The 2% cash rate in Australia is here to stay—at least for a while. The announcement came following Tuesday’s policy meeting and took many analysts by surprise.
Maintaining the current status quo on interest rates seems to be the going trend at the moment. The Federal Reserve last week also chose to leave the current interest rate—which has remained at zero for close to nine years—unchanged.
Both central banks have been watching the global economic picture as well as their own local financial situation and have concluded that nothing should be done to rock the boat at the moment.
The RBA board estimated that the prospects for the country’s improved economic condition had strengthened somewhat over the last few months.
The RBS board estimated that the prospects for the country’s improved economic condition had strengthened somewhat over the last few months and that a cut in the cash rate at this time was not called for. Should there be a further softening of inflation, they maintained, the need for a rate cut would be re-examined.
Low Inflation Not Low Enough
The September quarter Consumer Price Index (CPI) released last week showed annual inflation was running at just 1.5 per cent, weaker than expected and below the RBA's forecasts.

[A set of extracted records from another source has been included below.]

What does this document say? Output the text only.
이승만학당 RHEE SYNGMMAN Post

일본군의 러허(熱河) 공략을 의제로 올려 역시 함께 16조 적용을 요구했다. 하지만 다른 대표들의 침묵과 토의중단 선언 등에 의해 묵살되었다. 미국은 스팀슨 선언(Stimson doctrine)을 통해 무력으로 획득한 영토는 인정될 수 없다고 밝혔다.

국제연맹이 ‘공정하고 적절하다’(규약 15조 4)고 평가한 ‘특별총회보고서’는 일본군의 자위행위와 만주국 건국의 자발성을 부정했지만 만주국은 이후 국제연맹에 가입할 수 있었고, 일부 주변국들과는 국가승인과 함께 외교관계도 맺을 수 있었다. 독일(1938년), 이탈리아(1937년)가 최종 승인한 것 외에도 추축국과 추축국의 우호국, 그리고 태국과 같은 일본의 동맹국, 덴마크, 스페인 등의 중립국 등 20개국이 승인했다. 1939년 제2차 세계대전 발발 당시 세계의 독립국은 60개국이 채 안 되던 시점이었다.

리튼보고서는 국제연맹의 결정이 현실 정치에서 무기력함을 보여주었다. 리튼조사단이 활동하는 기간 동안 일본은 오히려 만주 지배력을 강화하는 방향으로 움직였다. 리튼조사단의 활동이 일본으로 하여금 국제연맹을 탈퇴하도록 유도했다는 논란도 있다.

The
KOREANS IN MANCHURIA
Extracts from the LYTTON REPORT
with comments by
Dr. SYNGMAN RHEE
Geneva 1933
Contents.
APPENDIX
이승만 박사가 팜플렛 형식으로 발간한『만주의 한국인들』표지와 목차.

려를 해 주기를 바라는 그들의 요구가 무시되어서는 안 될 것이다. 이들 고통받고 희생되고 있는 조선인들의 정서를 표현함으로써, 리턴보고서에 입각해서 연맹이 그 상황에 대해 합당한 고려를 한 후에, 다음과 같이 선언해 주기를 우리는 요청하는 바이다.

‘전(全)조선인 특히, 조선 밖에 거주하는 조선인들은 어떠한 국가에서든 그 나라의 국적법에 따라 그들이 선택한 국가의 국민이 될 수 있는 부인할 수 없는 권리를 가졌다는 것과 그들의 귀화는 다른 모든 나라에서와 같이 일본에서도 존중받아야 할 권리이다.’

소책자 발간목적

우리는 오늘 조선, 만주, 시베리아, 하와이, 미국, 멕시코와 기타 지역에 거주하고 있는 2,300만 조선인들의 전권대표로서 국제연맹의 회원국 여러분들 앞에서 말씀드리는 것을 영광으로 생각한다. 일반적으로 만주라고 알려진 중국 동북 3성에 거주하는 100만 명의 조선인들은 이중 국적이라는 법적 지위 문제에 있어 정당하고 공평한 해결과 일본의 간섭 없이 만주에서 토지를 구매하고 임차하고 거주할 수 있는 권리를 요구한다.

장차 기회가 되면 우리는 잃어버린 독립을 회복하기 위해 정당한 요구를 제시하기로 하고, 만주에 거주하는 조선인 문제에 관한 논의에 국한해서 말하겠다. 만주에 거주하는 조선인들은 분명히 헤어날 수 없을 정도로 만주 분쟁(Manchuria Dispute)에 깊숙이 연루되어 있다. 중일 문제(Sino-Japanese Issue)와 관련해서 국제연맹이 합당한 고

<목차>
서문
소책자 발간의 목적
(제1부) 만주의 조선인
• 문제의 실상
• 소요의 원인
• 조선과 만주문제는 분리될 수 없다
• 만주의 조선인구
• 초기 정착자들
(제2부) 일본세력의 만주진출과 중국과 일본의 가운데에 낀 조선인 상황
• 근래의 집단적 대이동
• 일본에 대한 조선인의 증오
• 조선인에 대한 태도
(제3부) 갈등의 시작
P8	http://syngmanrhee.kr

But this wasn’t enough to motivate an RBS rate cut.
Economists have been divided on the impact of a continued 2 per cent cash rate and voting at the policy meeting was close. Most of the major Australian banking concerns, including Westpac, ANZ, the Commonwealth Bank and NAB, predicted last month that the RBS would come through with a cut of between 15 to 20 basis points. That did not happen.
The Australian Retailers Association (ARA) had been calling for a reduction in interest rates for some time and was disappointed at the RBS decision.
The Australian dollar is directly affected by the country’s interest rates rise. When interest rates go up, the AUD is strengthened against other currencies. A strong Australian dollar attracts overseas investors and drives up demand for the Australian currency. It can also reduce the returns from global shares for Australian investors. Conversely, when there is a drop in interest rates, the AUD weakens against other currencies and Australian exports and commodities become more affordable for foreign buyers.
The effect of the RBS determination on the global economy may not be felt immediately and will probably be short-lived.
Low Rates=More Spending
It is, of course, the Australian consumer that is most directly affected by the ups and downs of the interest rate. Aussies benefit from a lower interest rate by paying lower debt repayments while leaving the rate as it is at the moment means continued higher repayments on loans, credit cards and mortgages. This in turn decreases the average consumer’s discretionary income and they buy less, causing a drop in retail sales.
The next report to be announced by the RBS is the Statement of Monetary Policy which will be out later in the week and economists are expecting the central bank to revise its inflation forecasts accordingly. Some analysts seem to point to the Fed as the key factor in any RBS move. Should the U.S. central bank introduce an interest rate hike at its next policy meeting in December, it could trigger economic moves around the world and the RBS could be encouraged to move ahead with its own interest rate change.